Bitterblue waved her inside impatiently, then gestured her away. And then she stared in wonderment at the scarf Fox had left on her desk. Memories flashed through her, for this scarf had belonged to Ashen. It was soft gray with flecks of silver and she hadn't thought of it once, not once in eight years; but now she remembered Ashen counting Bitterblue's fingers and kissing them. She remembered Ashen laughing—laughing! Bitterblue had said something funny and made Ashen laugh.

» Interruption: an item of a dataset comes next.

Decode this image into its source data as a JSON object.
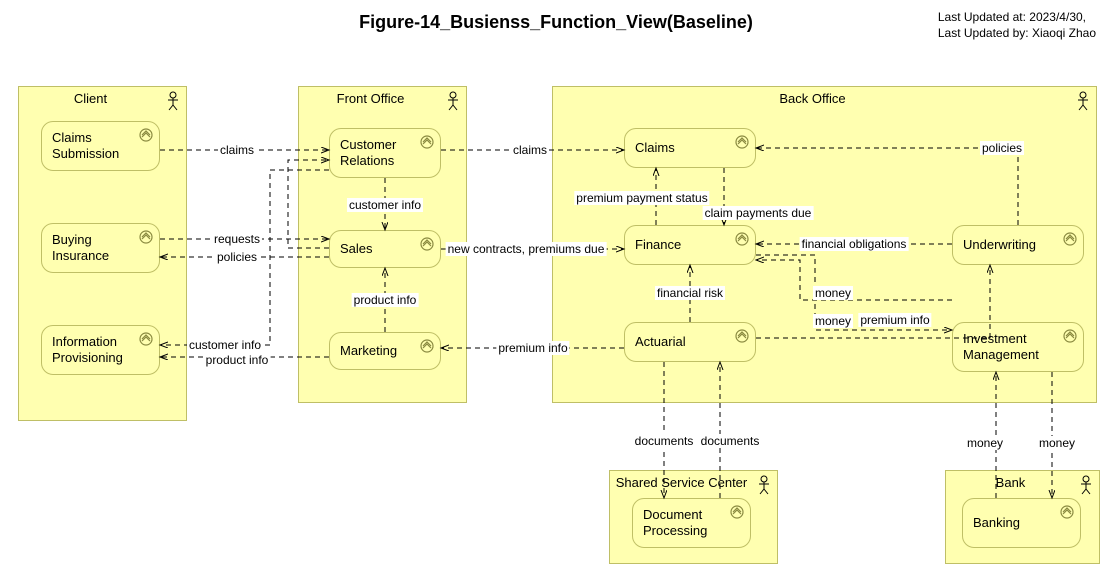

Lifting the scarf with utter gentleness, as if a breath could blow it apart, Bitterblue wrapped it twice around her neck, then sat down. Patted it, smoothed it.
She looked up at Thiel and found him gawking at her with stricken eyes.
'That was your mother's scarf, Lady Queen,' he said. Then tears began to run down his face. Something within his eyes seemed to collapse, but it was a living thing in there—not emptiness, but life struggling with pain. 'Forgive me, Lady Queen,' he said, crying harder now. 'I have known since that trial two weeks ago that Runnemood was involved in something terrible. He'd framed that young LienidMonsean, you see. I walked in on his anger after it failed, and forced the truth from him. I've been trying to deal with it myself. He was my friend for fifty years. I thought that if I could try to understand why he would do such a thing, then I could bring him to his senses.'
'But, you hid it from me?' cried Bitterblue. 'You knew what he'd done, and you hid it?'
'I have always wanted your path to be easy, Lady Queen,' he said hopelessly, dashing his tears away. 'I've wanted to shield you from any more pain.'
THERE WASN'T A great deal more that Thiel could tell her.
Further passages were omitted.